Weston on Vet View of Afghanistan

Lt. Gen. Larry Nicholson (ret) and Kael Weston, left, in Helmand Province, Afghanistan

Weston on Vet View of Afghanistan

A year after the U.S. left Afghanistan, “veterans who served in Afghanistan continue to wrestle with their experiences overseas.” Kael Weston was interviewed for NPR’s Morning Edition about veterans looking back at the withdrawal.

WESTON: You know, I had a Marine general tell me that what he and we all saw happen in Kabul was harder than anything we experienced in Fallujah.

LAWRENCE: Harder than Fallujah, the biggest battle of the Iraq war. Weston is talking about something called moral injury, the trauma of witnessing something that goes against your core beliefs. It’s well known to veterans who are trying to help their Afghan friends left behind. It’s about having a promise they made in uniform broken, says Weston, and seeing Afghans rushing the airport as Americans evacuated last year – it cut right down to their identity and their honor.

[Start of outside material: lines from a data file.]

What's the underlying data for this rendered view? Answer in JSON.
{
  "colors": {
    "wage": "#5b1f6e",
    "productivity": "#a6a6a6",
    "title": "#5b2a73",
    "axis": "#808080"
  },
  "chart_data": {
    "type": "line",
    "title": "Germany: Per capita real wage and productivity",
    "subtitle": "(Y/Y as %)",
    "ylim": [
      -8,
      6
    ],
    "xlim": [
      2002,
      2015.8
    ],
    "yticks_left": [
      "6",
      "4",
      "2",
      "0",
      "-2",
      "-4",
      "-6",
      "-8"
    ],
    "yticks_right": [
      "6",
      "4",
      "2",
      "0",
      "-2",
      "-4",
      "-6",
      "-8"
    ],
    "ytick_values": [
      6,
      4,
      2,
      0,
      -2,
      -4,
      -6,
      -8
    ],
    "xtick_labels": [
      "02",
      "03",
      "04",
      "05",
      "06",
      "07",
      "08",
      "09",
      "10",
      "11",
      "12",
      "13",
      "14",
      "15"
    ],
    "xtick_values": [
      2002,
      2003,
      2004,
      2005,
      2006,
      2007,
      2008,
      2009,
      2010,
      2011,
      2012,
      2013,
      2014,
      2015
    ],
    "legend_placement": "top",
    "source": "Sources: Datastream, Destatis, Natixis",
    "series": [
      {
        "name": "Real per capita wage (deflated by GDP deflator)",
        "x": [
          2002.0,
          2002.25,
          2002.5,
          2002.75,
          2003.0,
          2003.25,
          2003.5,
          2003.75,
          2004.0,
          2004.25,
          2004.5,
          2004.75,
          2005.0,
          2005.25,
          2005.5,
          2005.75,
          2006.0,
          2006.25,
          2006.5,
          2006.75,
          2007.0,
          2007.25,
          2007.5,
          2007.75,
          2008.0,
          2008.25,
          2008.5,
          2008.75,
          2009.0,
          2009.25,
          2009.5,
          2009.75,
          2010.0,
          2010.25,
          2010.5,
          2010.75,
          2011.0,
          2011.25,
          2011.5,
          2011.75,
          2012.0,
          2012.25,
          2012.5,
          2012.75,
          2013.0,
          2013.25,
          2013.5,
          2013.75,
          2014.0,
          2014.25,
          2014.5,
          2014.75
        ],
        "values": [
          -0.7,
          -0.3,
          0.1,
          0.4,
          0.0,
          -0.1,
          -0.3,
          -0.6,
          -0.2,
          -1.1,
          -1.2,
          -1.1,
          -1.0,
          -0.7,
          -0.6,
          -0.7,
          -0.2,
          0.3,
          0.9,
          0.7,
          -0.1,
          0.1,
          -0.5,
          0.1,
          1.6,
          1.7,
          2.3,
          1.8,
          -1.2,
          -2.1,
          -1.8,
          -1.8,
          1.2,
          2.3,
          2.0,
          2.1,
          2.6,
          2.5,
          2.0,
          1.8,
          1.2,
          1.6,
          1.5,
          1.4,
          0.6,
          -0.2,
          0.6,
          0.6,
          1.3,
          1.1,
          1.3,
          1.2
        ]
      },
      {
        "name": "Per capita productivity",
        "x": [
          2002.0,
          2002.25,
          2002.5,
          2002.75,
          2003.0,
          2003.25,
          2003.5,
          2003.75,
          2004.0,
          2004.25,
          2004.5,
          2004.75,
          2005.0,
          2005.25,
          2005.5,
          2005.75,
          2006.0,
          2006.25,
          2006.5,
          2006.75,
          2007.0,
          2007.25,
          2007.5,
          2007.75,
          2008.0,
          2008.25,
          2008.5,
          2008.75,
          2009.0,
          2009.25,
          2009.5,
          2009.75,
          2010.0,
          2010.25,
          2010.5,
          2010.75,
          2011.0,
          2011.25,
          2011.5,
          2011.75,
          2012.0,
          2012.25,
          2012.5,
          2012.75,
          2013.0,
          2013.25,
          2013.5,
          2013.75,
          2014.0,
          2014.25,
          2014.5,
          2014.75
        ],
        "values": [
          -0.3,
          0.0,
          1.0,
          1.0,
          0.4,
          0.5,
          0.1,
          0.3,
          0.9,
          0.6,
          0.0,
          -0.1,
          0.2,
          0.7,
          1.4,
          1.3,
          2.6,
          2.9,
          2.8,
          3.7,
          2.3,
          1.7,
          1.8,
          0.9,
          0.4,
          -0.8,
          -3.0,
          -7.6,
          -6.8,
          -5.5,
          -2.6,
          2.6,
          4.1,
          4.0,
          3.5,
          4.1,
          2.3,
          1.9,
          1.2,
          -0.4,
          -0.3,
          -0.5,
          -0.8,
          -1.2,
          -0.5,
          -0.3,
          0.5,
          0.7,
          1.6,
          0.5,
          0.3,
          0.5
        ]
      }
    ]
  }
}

WESTON: It was also a bad reflection of what we like to believe we represent, which is a competent, caring United States of America. And I think what a year ago reflected was the opposite of that – incompetence, and it didn’t seem like we really cared as much as we really should have.

“A year after the Taliban takeover, U.S. veterans worry about the Afghan people.” Quil Lawrence, Morning Edition, National Public Radio, August 22, 2022.